Intervention de Pierre Léautey

Séance en hémicycle du 15 mai 2014 à 15h00
Économie sociale et solidaire — Après l'article 44

Photo issue du site de l'Assemblée nationale ou de WikipediaPierre Léautey, rapporteur pour avis de la commission des affaires culturelles et de l’éducation :

Je vais être un peu plus long dans la présentation de cet amendement qui concerne la prémajorité. En effet, la commission des affaires culturelles a adopté deux amendements qui réforment le droit de la prémajorité associative, c’est-à-dire le droit pour les mineurs de participer à la vie associative.

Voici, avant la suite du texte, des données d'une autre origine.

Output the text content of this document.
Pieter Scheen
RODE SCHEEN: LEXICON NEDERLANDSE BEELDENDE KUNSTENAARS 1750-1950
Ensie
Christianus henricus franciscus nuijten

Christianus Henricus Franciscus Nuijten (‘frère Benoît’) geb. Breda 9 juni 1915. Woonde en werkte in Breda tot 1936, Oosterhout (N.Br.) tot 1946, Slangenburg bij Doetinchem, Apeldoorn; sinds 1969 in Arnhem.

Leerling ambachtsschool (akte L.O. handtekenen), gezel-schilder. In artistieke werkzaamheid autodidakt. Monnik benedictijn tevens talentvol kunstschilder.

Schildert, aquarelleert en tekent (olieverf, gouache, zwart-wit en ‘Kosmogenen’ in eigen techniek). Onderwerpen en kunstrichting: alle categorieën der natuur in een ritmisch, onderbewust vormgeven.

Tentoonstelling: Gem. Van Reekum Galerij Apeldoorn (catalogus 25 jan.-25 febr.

Ayant pris bonne note des remarques formulées par certains de mes collègues lors des débats, j’ai souhaité travailler avec le rapporteur Yves Blein à une nouvelle version de ces amendements. Je retirerai donc l’amendement de la commission des affaires culturelles no 143, et je ferai de même pour l’amendement n° 144 , au profit de l’amendement n° 456 que j’ai cosigné avec Yves Blein et qui a été approuvé par la commission des affaires économiques.

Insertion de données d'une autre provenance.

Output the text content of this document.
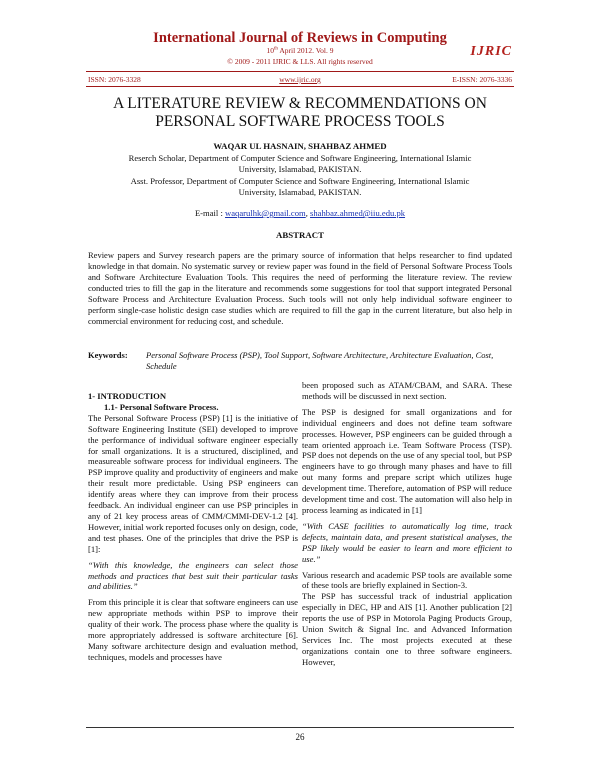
International Journal of Reviews in Computing
10th April 2012. Vol. 9
© 2009 - 2011 IJRIC & LLS. All rights reserved
IJRIC
ISSN: 2076-3328	www.ijric.org	E-ISSN: 2076-3336
A LITERATURE REVIEW & RECOMMENDATIONS ON
PERSONAL SOFTWARE PROCESS TOOLS
WAQAR UL HASNAIN, SHAHBAZ AHMED
Reserch Scholar, Department of Computer Science and Software Engineering, International Islamic
University, Islamabad, PAKISTAN.
Asst. Professor, Department of Computer Science and Software Engineering, International Islamic
University, Islamabad, PAKISTAN.
E-mail : waqarulhk@gmail.com, shahbaz.ahmed@iiu.edu.pk
ABSTRACT
Review papers and Survey research papers are the primary source of information that helps researcher to find updated knowledge in that domain. No systematic survey or review paper was found in the field of Personal Software Process Tools and Software Architecture Evaluation Tools. This requires the need of performing the literature review. The review conducted tries to fill the gap in the literature and recommends some suggestions for tool that support integrated Personal Software Process and Architecture Evaluation Process. Such tools will not only help individual software engineer to perform single-case holistic design case studies which are required to fill the gap in the current literature, but also help in commercial environment for reducing cost, and schedule.
Keywords: Personal Software Process (PSP), Tool Support, Software Architecture, Architecture Evaluation, Cost, Schedule
1- INTRODUCTION
1.1- Personal Software Process.

The Personal Software Process (PSP) [1] is the initiative of Software Engineering Institute (SEI) developed to improve the performance of individual software engineer especially for small organizations. It is a structured, disciplined, and measureable software process for individual engineers. The PSP improve quality and productivity of engineers and make their result more predictable. Using PSP engineers can identify areas where they can improve from their process feedback. An individual engineer can use PSP principles in any of 21 key process areas of CMM/CMMI-DEV-1.2 [4]. However, initial work reported focuses only on design, code, and test phases. One of the principles that drive the PSP is [1]:

“With this knowledge, the engineers can select those methods and practices that best suit their particular tasks and abilities.”

From this principle it is clear that software engineers can use new appropriate methods within PSP to improve their quality of their work. The process phase where the quality is more appropriately addressed is software architecture [6]. Many software architecture design and evaluation method, techniques, models and processes have

been proposed such as ATAM/CBAM, and SARA. These methods will be discussed in next section.

The PSP is designed for small organizations and for individual engineers and does not define team software processes. However, PSP engineers can be guided through a team oriented approach i.e. Team Software Process (TSP). PSP does not depends on the use of any special tool, but PSP engineers have to go through many phases and have to fill out many forms and prepare script which utilizes huge development time. Therefore, automation of PSP will reduce development time and cost. The automation will also help in process learning as indicated in [1]

“With CASE facilities to automatically log time, track defects, maintain data, and present statistical analyses, the PSP likely would be easier to learn and more efficient to use.”

Various research and academic PSP tools are available some of these tools are briefly explained in Section-3.

The PSP has successful track of industrial application especially in DEC, HP and AIS [1]. Another publication [2] reports the use of PSP in Motorola Paging Products Group, Union Switch & Signal Inc. and Advanced Information Services Inc. The most projects executed at these organizations contain one to three software engineers. However,

26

Ces amendements visent un même but : revenir sur ce qu’a fait le législateur en 2011 pour mieux retrouver l’esprit de la loi de 1901 qui, somme toute, a bien fonctionné pendant 110 ans.

Entre 1901 et 2011, dans le silence de la loi, la jurisprudence avait reconnu aux mineurs, en 1965, le droit d’adhérer seul à une association. Dans l’amendement nous intégrons donc cette jurisprudence.

Par ailleurs, avant 2011, il était admis par la jurisprudence que les mineurs pouvaient accéder seuls à certaines responsabilités associatives dès lors que cela n’entraînait pour eux aucune conséquence financière notable. Toutefois, dans le silence de la loi, certaines préfectures qui ne l’entendaient pas ainsi avaient refusé l’enregistrement des déclarations.

L’objet de la loi de 2011 en son article 2 bis était de mettre fin à ces refus injustifiés : une très bonne intention dont les conséquences se sont révélées néfastes car les dispositions ont constitué un frein à la prise de responsabilité des mineurs.

En effet, la rédaction retenue ne nous apparaît pas satisfaisante : en fixant un âge à partir duquel les mineurs peuvent créer et gérer une association, le législateur a privé les mineurs de moins de seize ans du droit de créer une association. De surcroît, pour les plus de seize ans, il a introduit une autorisation écrite préalable des parents, laquelle, dans les faits, limite considérablement l’accès des jeunes aux responsabilités associatives.

Il a aussi fragilisé le Réseau national des juniors associations, créé en 1998 et dont l’action peut désormais apparaître comme un détournement de loi puisqu’il confie des responsabilités associatives à des mineurs de moins de seize ans.

Cet amendement nous semble donc nécessaire parce que, d’une part, il intègre à la loi la jurisprudence relative à l’adhésion des mineurs et, d’autre part, il va permettre à des mineurs doués de discernement de créer et de gérer une association. Le juge retient d’ailleurs ce critère du discernement : les actes effectués par des mineurs ne sont pas systématiquement frappés de nullité et sont parfois jugés tout à fait valables.

Toutefois, j’ai bien pris en compte les remarques justifiées de nos collègues, notamment de Mme Nachury qui ne sera pas là pour défendre l’amendement qu’elle avait déposé pour revenir sur cette limite des seize ans.

J’ai donc modifié mon amendement en posant trois verrous : les mineurs ne pourront en aucun cas réaliser des actes de disposition ; ils devront se limiter à des actes d’administration qui peuvent être assimilés à des actes de la vie courante pour le compte de l’association ; les parents seront nécessairement informés de l’accès officiel du mineur à des responsabilités associatives et ils pourront s’y opposer.

Il me semble que ce dispositif est relativement équilibré et qu’il permet d’inciter les jeunes à s’insérer dans les associations.

Le législateur doit veiller à ne pas trop restreindre la capacité des mineurs à agir dans le cadre associatif alors que ces mêmes jeunes peuvent effectuer seuls de très nombreux actes de la vie courante qui engagent bien davantage leurs parents.

L’objectif est donc de laisser les jeunes de moins de seize ans créer des associations. Bien souvent, ce sont des associations de lecture, des associations de loisirs, des associations de défense des animaux, des associations sportives, que sais-je encore. Elles sont une véritable école de citoyenneté, que nous devons encourager. On le sait aussi : plus tôt les jeunes s’investissent et prennent des responsabilités dans la vie associative, plus ils en prendront à l’âge adulte et plus ils participeront activement à la vie civique.